Lorsque les liquidateurs judiciaires, notaires et séquestres ainsi que les liquidateurs de sociétés dissoutes et autres dépositaires   reçoivent l'ATD, ils indiquent au Trésor Public si le solde de leurs comptes permet le paiement total ou partiel de l'ATD :

-          Si leurs comptes sont débiteurs, l'ATD ne peut pas avoir lieu.

-          En revanche, s'ils sont créditeurs, les  dépositaires   procèdent au blocage des comptes.

-           

VI – Responsabilité des tiers détenteurs :

Les tiers détenteurs ou autres dépositaires peuvent être contraints par les mêmes moyens que les contribuables récalcitrant  eux-mêmes, à l'exception du recours à la contrainte par corps, de verser au comptable chargé du recouvrement, les sommes détenues par eux et affectées au privilège du Trésor.

 

En cas de non exécution d’un ATD ordonnant l’attribution immédiate des fonds à prélever sur le compte d’un contribuable récalcitrant, elles peuvent être considérées comme responsables ou «solidaires» du redevable. Dans ce cas, le recouvrement forcé peut s’opérer sur leurs comptes Bank Al-Maghrib. 

 

VII.  Cas particulier d’application d’un avis à tiers détenteur :

Les comptables publics se chargent de notifier l'avis à tiers détenteur nonobstant la suspension des poursuites. Tel peut être le cas en présence d'une procédure de redressement d’une entreprise en état de cessation des paiements.

 

Un ATD délivré en période suspecte risque de faire obstacle à la reconstitution de l’actif de l’entreprise.
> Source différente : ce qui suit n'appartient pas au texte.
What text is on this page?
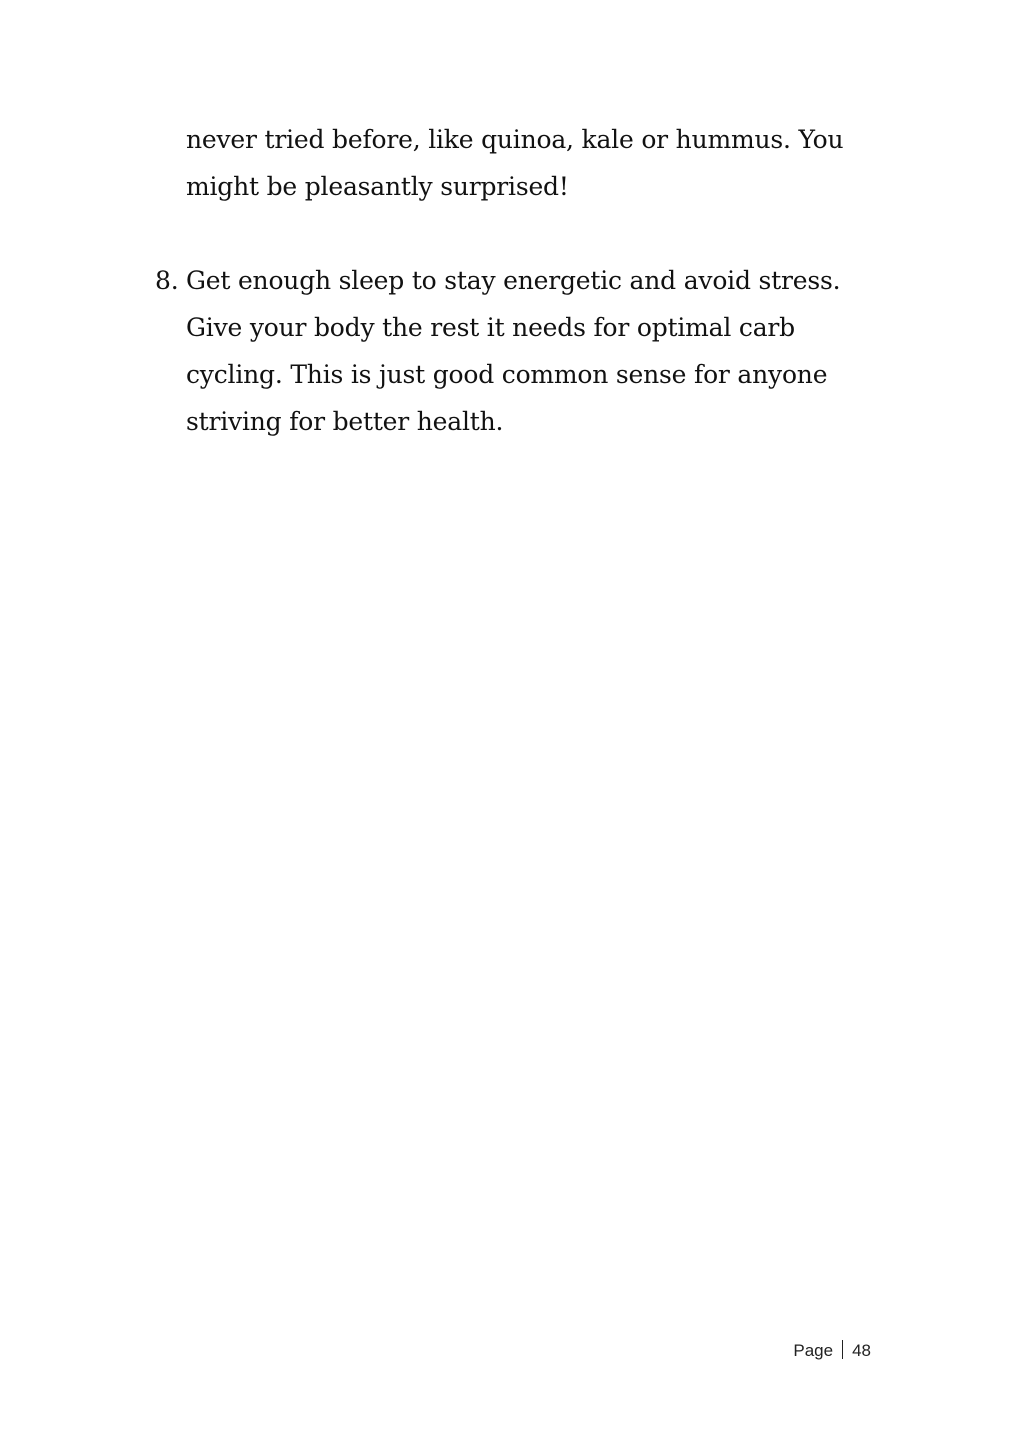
never tried before, like quinoa, kale or hummus. You might be pleasantly surprised!

8. Get enough sleep to stay energetic and avoid stress. Give your body the rest it needs for optimal carb cycling. This is just good common sense for anyone striving for better health.
Page 48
La jurisprudence de la cour de Cassation française, du 2 octobre 1990, pourvoi n° 88-13709 considère qu’un avis à tiers détenteur notifié préalablement à la date du jugement d'ouverture d'une procédure collective doit être exécuté nonobstant la suspension des poursuites.

1 - Dahir n° 1-00-175 du 28 moharrem 1421 (3 mai 2000) portant promulgation de la loi n°15-   97  formant code de recouvrement des créances -publiques.

       Dahir n°1-06-232 du 10 hija 1427 (31 décembre 2006) portant promulgation de la loi de finances n° 43-06 pour l'année budgétaire 2007

2 - Des arrêts de la Cour de cassation française.

3 - Prise de notes et compte rendu des séminaires organisés par la chambre nationale des notaires du Maroc.

4 - Etablissement d’un PV descriptif d’une réception d’un ATD adressé à une étude notariale à Casablanca.